Reklama

Co dalej z rynkiem ropy? Są pierwsze prognozy po izraelskim ataku

Autor. Envato

Ceny ropy mogą tego lata znacząco wzrosnąć, jeżeli Izrael uszkodzi irańską infrastrukturę eksportową, ale w perspektywie kilku miesięcy ropa powinna wrócić do trendu spadkowego - prognozuje bank Goldman Sachs. Podtrzymuje też swoje prognozy cen ropy na 2026 r.

Po ataku Izraela na Iran ceny ropy gwałtownie wzrosły, by potem spaść. W piątek cena Brent jest na poziomie 74 dol. za baryłkę, podczas gdy kilka godzin po pierwszych atakach skoczyła do 78 dol.

Wojna - i co dalej?

W ocenie Goldman Sachs przełożenie wojny na zachowanie rynku ropy będzie co najwyżej przejściowe.
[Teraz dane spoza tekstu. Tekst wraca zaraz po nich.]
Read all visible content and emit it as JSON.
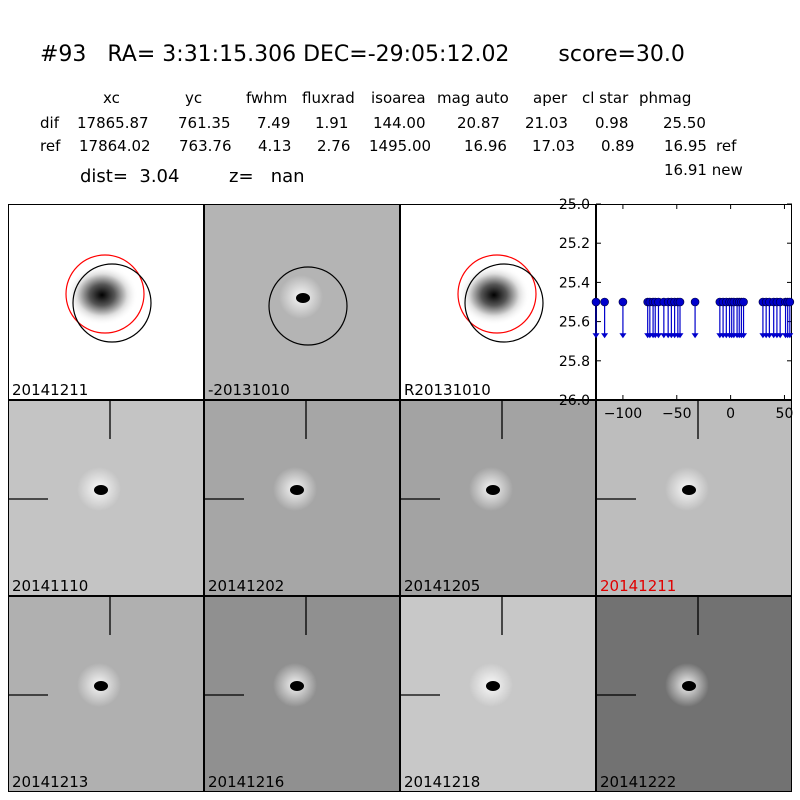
{
  "header": {
    "title": "#93   RA= 3:31:15.306 DEC=-29:05:12.02       score=30.0"
  },
  "table": {
    "columns": [
      "xc",
      "yc",
      "fwhm",
      "fluxrad",
      "isoarea",
      "mag auto",
      "aper",
      "cl star",
      "phmag"
    ],
    "rows": [
      {
        "label": "dif",
        "values": [
          "17865.87",
          "761.35",
          "7.49",
          "1.91",
          "144.00",
          "20.87",
          "21.03",
          "0.98",
          "25.50"
        ],
        "extra": ""
      },
      {
        "label": "ref",
        "values": [
          "17864.02",
          "763.76",
          "4.13",
          "2.76",
          "1495.00",
          "16.96",
          "17.03",
          "0.89",
          "16.95"
        ],
        "extra": "ref"
      }
    ],
    "new_mag": "16.91 new"
  },
  "info": {
    "dist": "dist=  3.04",
    "z": "z=   nan"
  },
  "panels": [
    {
      "label": "20141211",
      "color": "#000000",
      "bg": "#ffffff",
      "kind": "source"
    },
    {
      "label": "-20131010",
      "color": "#000000",
      "bg": "#b4b4b4",
      "kind": "diff-circle"
    },
    {
      "label": "R20131010",
      "color": "#000000",
      "bg": "#ffffff",
      "kind": "source"
    },
    {
      "label": "20141110",
      "color": "#000000",
      "bg": "#c4c4c4",
      "kind": "stamp"
    },
    {
      "label": "20141202",
      "color": "#000000",
      "bg": "#a6a6a6",
      "kind": "stamp"
    },
    {
      "label": "20141205",
      "color": "#000000",
      "bg": "#a3a3a3",
      "kind": "stamp"
    },
    {
      "label": "20141211",
      "color": "#e00000",
      "bg": "#bdbdbd",
      "kind": "stamp"
    },
    {
      "label": "20141213",
      "color": "#000000",
      "bg": "#b0b0b0",
      "kind": "stamp"
    },
    {
      "label": "20141216",
      "color": "#000000",
      "bg": "#909090",
      "kind": "stamp"
    },
    {
      "label": "20141218",
      "color": "#000000",
      "bg": "#c8c8c8",
      "kind": "stamp"
    },
    {
      "label": "20141222",
      "color": "#000000",
      "bg": "#727272",
      "kind": "stamp"
    }
  ],
  "chart_data": {
    "type": "scatter",
    "xlim": [
      -125,
      57
    ],
    "ylim": [
      26.0,
      25.0
    ],
    "x_ticks": [
      -100,
      -50,
      0,
      50
    ],
    "y_ticks": [
      "25.0",
      "25.2",
      "25.4",
      "25.6",
      "25.8",
      "26.0"
    ],
    "series": [
      {
        "marker": "circle-with-downward-arrow",
        "color": "#0000cc",
        "x": [
          -125,
          -117,
          -100,
          -77,
          -75,
          -72,
          -70,
          -67,
          -62,
          -58,
          -55,
          -52,
          -49,
          -47,
          -33,
          -10,
          -7,
          -4,
          -1,
          1,
          3,
          6,
          8,
          10,
          12,
          30,
          33,
          36,
          40,
          43,
          46,
          51,
          53,
          55
        ],
        "y": [
          25.5,
          25.5,
          25.5,
          25.5,
          25.5,
          25.5,
          25.5,
          25.5,
          25.5,
          25.5,
          25.5,
          25.5,
          25.5,
          25.5,
          25.5,
          25.5,
          25.5,
          25.5,
          25.5,
          25.5,
          25.5,
          25.5,
          25.5,
          25.5,
          25.5,
          25.5,
          25.5,
          25.5,
          25.5,
          25.5,
          25.5,
          25.5,
          25.5,
          25.5
        ],
        "arrow_to": 25.68
      }
    ]
  }
}
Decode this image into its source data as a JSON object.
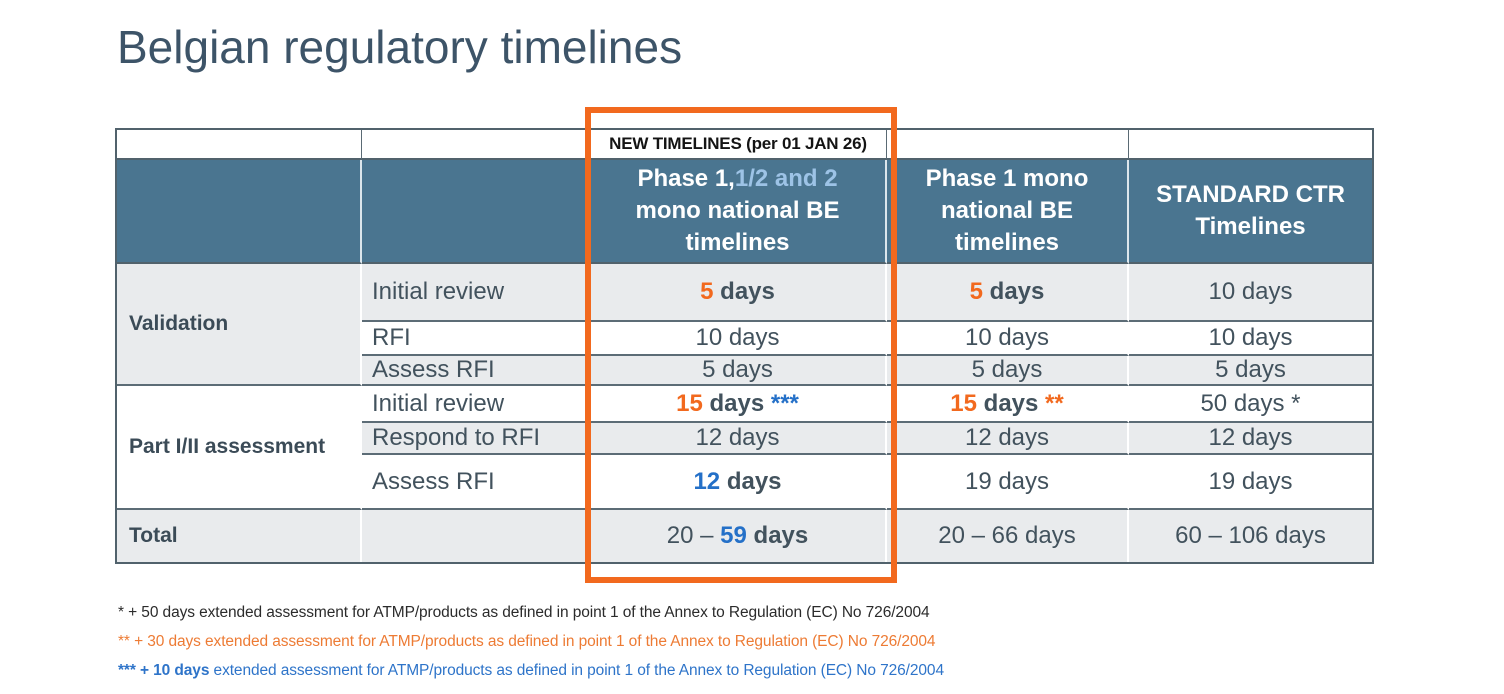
{
  "title": "Belgian regulatory timelines",
  "colors": {
    "header_teal": "#4a7590",
    "row_light": "#e9ebed",
    "accent_orange": "#f2691e",
    "accent_blue": "#2470c8",
    "header_light_blue": "#9dc3e6",
    "text_dark": "#42525d"
  },
  "table": {
    "banner_label": "NEW TIMELINES (per 01 JAN 26)",
    "headers": {
      "phase12": {
        "white1": "Phase 1,",
        "lightblue": "1/2 and 2",
        "white2": "mono national BE timelines"
      },
      "phase1": "Phase 1 mono national BE timelines",
      "standard": "STANDARD CTR Timelines"
    },
    "groups": [
      {
        "label": "Validation",
        "rows": [
          {
            "step": "Initial review",
            "new": {
              "num": "5",
              "unit": " days"
            },
            "mono": {
              "num": "5",
              "unit": " days"
            },
            "std": "10 days"
          },
          {
            "step": "RFI",
            "new": "10 days",
            "mono": "10 days",
            "std": "10 days"
          },
          {
            "step": "Assess RFI",
            "new": "5 days",
            "mono": "5 days",
            "std": "5 days"
          }
        ]
      },
      {
        "label": "Part I/II assessment",
        "rows": [
          {
            "step": "Initial review",
            "new": {
              "num": "15",
              "unit": " days ",
              "note": "***"
            },
            "mono": {
              "num": "15",
              "unit": " days ",
              "note": "**"
            },
            "std": "50 days *"
          },
          {
            "step": "Respond to RFI",
            "new": "12 days",
            "mono": "12 days",
            "std": "12 days"
          },
          {
            "step": "Assess RFI",
            "new": {
              "num": "12",
              "unit": " days"
            },
            "mono": "19 days",
            "std": "19 days"
          }
        ]
      }
    ],
    "total": {
      "label": "Total",
      "new": {
        "pre": "20 – ",
        "num": "59",
        "unit": " days"
      },
      "mono": "20 – 66 days",
      "std": "60 – 106 days"
    }
  },
  "footnotes": [
    {
      "prefix": "",
      "text": "* + 50 days extended assessment for ATMP/products as defined in point 1 of the Annex to Regulation (EC) No 726/2004"
    },
    {
      "prefix": "",
      "text": "** + 30 days extended assessment for ATMP/products as defined in point 1 of the Annex to Regulation (EC) No 726/2004"
    },
    {
      "prefix": "*** + 10 days",
      "text": " extended assessment for ATMP/products as defined in point 1 of the Annex to Regulation (EC) No 726/2004"
    }
  ]
}
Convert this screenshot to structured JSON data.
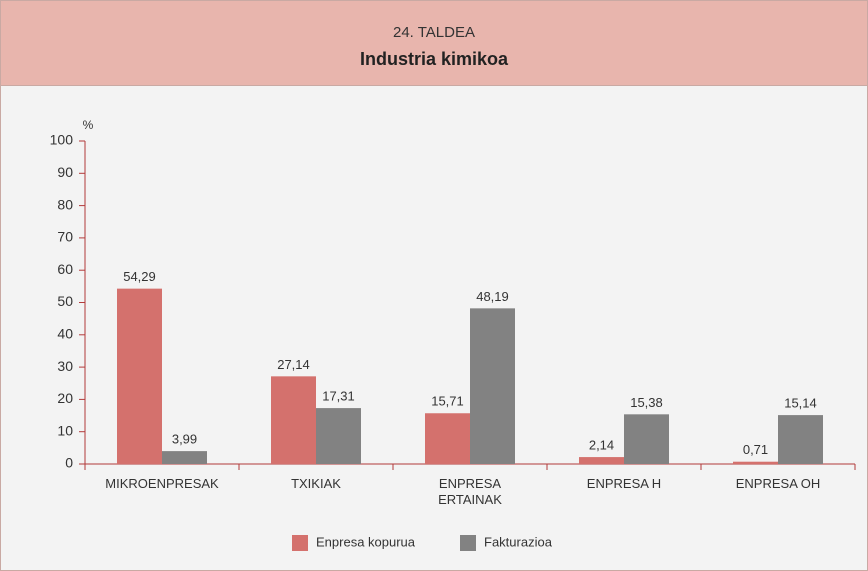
{
  "chart_data": {
    "type": "bar",
    "subtitle": "24. TALDEA",
    "title": "Industria kimikoa",
    "y_unit": "%",
    "categories": [
      "MIKROENPRESAK",
      "TXIKIAK",
      "ENPRESA ERTAINAK",
      "ENPRESA H",
      "ENPRESA OH"
    ],
    "series": [
      {
        "name": "Enpresa kopurua",
        "color": "#d4716d",
        "values": [
          54.29,
          27.14,
          15.71,
          2.14,
          0.71
        ],
        "value_labels": [
          "54,29",
          "27,14",
          "15,71",
          "2,14",
          "0,71"
        ]
      },
      {
        "name": "Fakturazioa",
        "color": "#828282",
        "values": [
          3.99,
          17.31,
          48.19,
          15.38,
          15.14
        ],
        "value_labels": [
          "3,99",
          "17,31",
          "48,19",
          "15,38",
          "15,14"
        ]
      }
    ],
    "ylim": [
      0,
      100
    ],
    "yticks": [
      0,
      10,
      20,
      30,
      40,
      50,
      60,
      70,
      80,
      90,
      100
    ],
    "grid": false,
    "legend": "bottom"
  }
}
Jeśli irański eksport na skutek zniszczeń spadnie o 1,75 miliona baryłek dziennie, latem cena Brent może skoczyć do 90 dol. za baryłkę, aby w kolejnych miesiącach szybko spaść w efekcie odbudowy instalacji w Iranie i być może zwiększenia podaży z innych państw OPEC+ - prognozuje bank. Dzisiejszy poziom powinien zostać osiągnięty pod koniec roku. Goldman Sachs przypomina jednocześnie, że dotychczas Izrael nie zaatakował irańskiej infrastruktury eksportowej.

YouTube cover video

Jeśli natomiast irańskie instalacje nie zostaną uszkodzone w trakcie konfliktu, wzrost cen Brent będzie znacznie mniejszy i skończy się powrotem do dzisiejszych poziomów już w październiku.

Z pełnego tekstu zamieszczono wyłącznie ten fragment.